Wednesday, November 19, 2014

Schwarzbier Brewday

I finally got a chest freezer for making lagers and generally controlling the temp of my beers. For an automatic thermostat, I got an STC-1000 which is awesome enough as it is, but a guy in the local homebrew club flashed it with the STC-1000+ ROM. That free upgrade allows you to program the STC-1000 plus with up to 9 fermentation profiles, which can each have their own series of temperature points and associated durations. Apparently one would normally have to pay $200+ for a commercially produced controller with those features.

In any case, for my first lager I decided to brew a 5-gallon batch of Schwarzbier following the recipe of p. 81 of Brewing Classic Styles.

German Schwarzbier
5 gallons
9# German Pils
1# German Munich
11oz Carafa Special II

Hallertau, 1.65oz, 4.0%, 60min
Hallertau, 0.5oz, 4.0%, 60min
Hallertau, 0.5oz, 4.0%, 60min (ended up adding .85 oz at flameout because I didn't want any leftover Hallertau hops).

Mash at 151F, boil 90 mins.

WLP830 - German Lager

Made a large yeast starter on 11/5/14.

Brewed 11/8/14 at a friends house. Didn't really check the OG etc.... but I believe I did get the right volume.

When the boiled wort was chilled to around 100F, I siphoned to a 6-gallon carboy and placed in the 45F fridge.

The next morning, the fridge and beer were at 55F. Pitched the whole starter, shook the carboy to aerate a little bit, then let it ferment.

Fermentation profile programmed into the SCT-1000+ is 2 weeks at 50F, ramp to 60F over 1 day, hold at 60F 2 days, ramp down to 50, hold for a day, then ramp to 35F and hold there.

By the afternoon of 11/11, there was a nice krausen and bubbling, By 11/16 it seemed to be at high krausen. Still bubbling and a bit of krausen on 11/19.

It doesn't smell like ale fermentation.... a little harsh. But we'll see how it ends up.

Transferred to secondary on 12/4/14, after the beer had entered the lagering period at 35F.

Bottled on 1/3/15, using table sugar as a priming solution. I will wait a bit longer before popping the first bottle, since I hear lager yeast takes longer to carbonate.



 

Thursday, November 6, 2014

Brett IPA #2 Review

So I finally brewed the same beer twice. Well, almost. This recipe had only one difference from the previous version, which was the addition of the Acid Malt. But the process was slightly different too, since I let the primary fermentation go for two weeks instead of one before adding the dry hops. Let's see if it makes a substantial different in the results…..

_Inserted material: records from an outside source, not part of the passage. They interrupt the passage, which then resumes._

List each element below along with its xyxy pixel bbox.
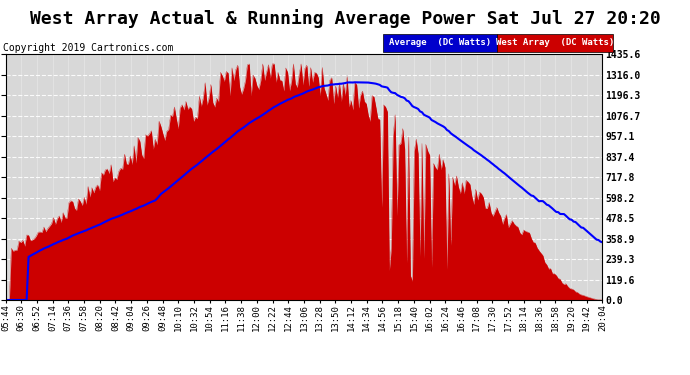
Text: West Array  (DC Watts): West Array (DC Watts) — [495, 38, 614, 47]
Text: Average  (DC Watts): Average (DC Watts) — [388, 38, 491, 47]
Text: West Array Actual & Running Average Power Sat Jul 27 20:20: West Array Actual & Running Average Powe… — [30, 9, 660, 28]
Text: Copyright 2019 Cartronics.com: Copyright 2019 Cartronics.com — [3, 43, 174, 53]
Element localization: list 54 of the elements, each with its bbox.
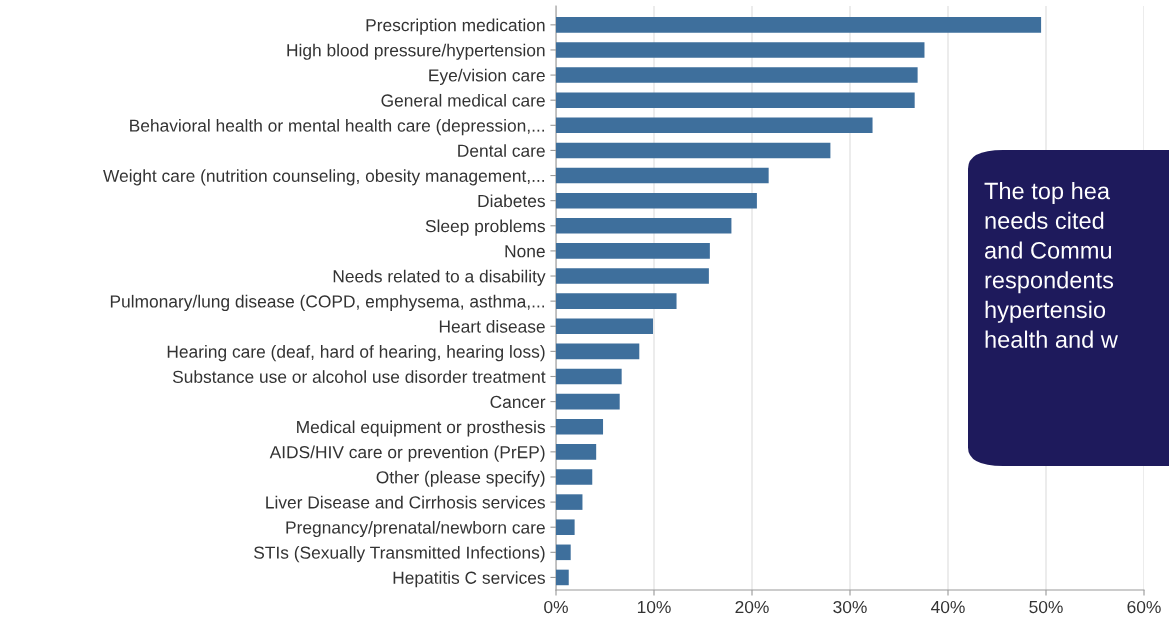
- y-tick-label: None: [505, 245, 545, 258]
- bar: [556, 444, 597, 460]
- x-tick-label: 50%: [1029, 600, 1063, 614]
- bar: [556, 368, 622, 385]
- y-tick-label: Sleep problems: [425, 219, 545, 236]
- bar: [556, 293, 677, 309]
- bar: [556, 569, 569, 586]
- x-tick-label: 20%: [735, 600, 769, 614]
- bar: [556, 67, 918, 83]
- y-tick-label: Other (please specify): [376, 470, 545, 487]
- bar: [556, 393, 620, 410]
- x-tick-label: 30%: [833, 600, 867, 614]
- x-tick-label: 60%: [1127, 600, 1161, 614]
- bar: [556, 343, 640, 360]
- y-tick-label: AIDS/HIV care or prevention (PrEP): [269, 445, 545, 462]
- bar: [556, 469, 593, 485]
- y-tick-label: Substance use or alcohol use disorder treatment: [172, 370, 546, 383]
- bar: [556, 318, 654, 335]
- y-tick-label: Pulmonary/lung disease (COPD, emphysema, asthma,...: [110, 294, 545, 312]
- bar: [556, 17, 1042, 33]
- y-tick-label: General medical care: [381, 93, 545, 107]
- x-tick-label: 40%: [931, 600, 965, 614]
- y-tick-label: Dental care: [458, 144, 545, 157]
- bar: [556, 268, 709, 284]
- y-tick-label: Pregnancy/prenatal/newborn care: [286, 520, 545, 538]
- bar: [556, 92, 915, 108]
- bar: [556, 142, 831, 159]
- bar: [556, 117, 873, 134]
- bar: [556, 42, 925, 58]
- y-tick-label: Behavioral health or mental health care (depression,...: [130, 119, 545, 136]
- y-tick-label: Diabetes: [478, 194, 545, 208]
- bar: [556, 544, 571, 561]
- y-tick-label: Needs related to a disability: [333, 269, 546, 286]
- x-tick-label: 0%: [544, 600, 568, 614]
- y-tick-label: Weight care (nutrition counseling, obesity management,...: [103, 169, 545, 186]
- y-tick-label: Cancer: [490, 395, 546, 409]
- y-tick-label: High blood pressure/hypertension: [287, 43, 545, 60]
- y-tick-label: Liver Disease and Cirrhosis services: [266, 495, 545, 509]
- y-tick-label: Prescription medication: [366, 18, 545, 35]
- annotation: The top hea needs cited and Commu respondents hypertensio health and w: [984, 182, 1118, 348]
- bar: [556, 494, 583, 510]
- bar: [556, 192, 757, 209]
- bar: [556, 218, 732, 234]
- y-tick-label: STIs (Sexually Transmitted Infections): [254, 546, 545, 563]
- y-tick-label: Hearing care (deaf, hard of hearing, hearing loss): [167, 345, 545, 362]
- x-tick-label: 10%: [637, 600, 671, 614]
- y-tick-label: Medical equipment or prosthesis: [297, 420, 545, 437]
- bar: [556, 418, 604, 435]
- bar: [556, 243, 710, 259]
- bar: [556, 519, 575, 535]
- bar: [556, 167, 769, 184]
- y-tick-label: Eye/vision care: [429, 68, 545, 85]
- y-tick-label: Hepatitis C services: [393, 571, 545, 588]
- y-tick-label: Heart disease: [439, 319, 545, 333]
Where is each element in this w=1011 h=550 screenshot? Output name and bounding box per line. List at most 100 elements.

Appearance: Golden-orange, hazy with Brett yeast. Solid white head that leaves good lacing around the glass.

Aroma: Bright with hops. Fruity like mangoes or so, but with a dank side too.

Taste: Similar to the aroma: fruity, tropical juicy, but with a solid bitterness. To me it tastes a little more bitter than the last one.

Mouthfeel: Carbonation is on the higher end of moderate. Definitely not as highly carbed as my first Brett IPA. The body is not spritzy but still light.

Overall:Very good. My brother said it tasted like a commercial-quality IPA. I'm not sure if the acid malt made any difference compared to previous batch, but I definitely do detect the lower carbonation in this one. I think for next time a carbonation level around 2.5 would be better, as would a slight reduction in the IBUs. Not sure the acid malt added anything that I can detect.

I think I prefer the previous batch, which I believe benefitted from the lighter body and the slightly lower bitterness.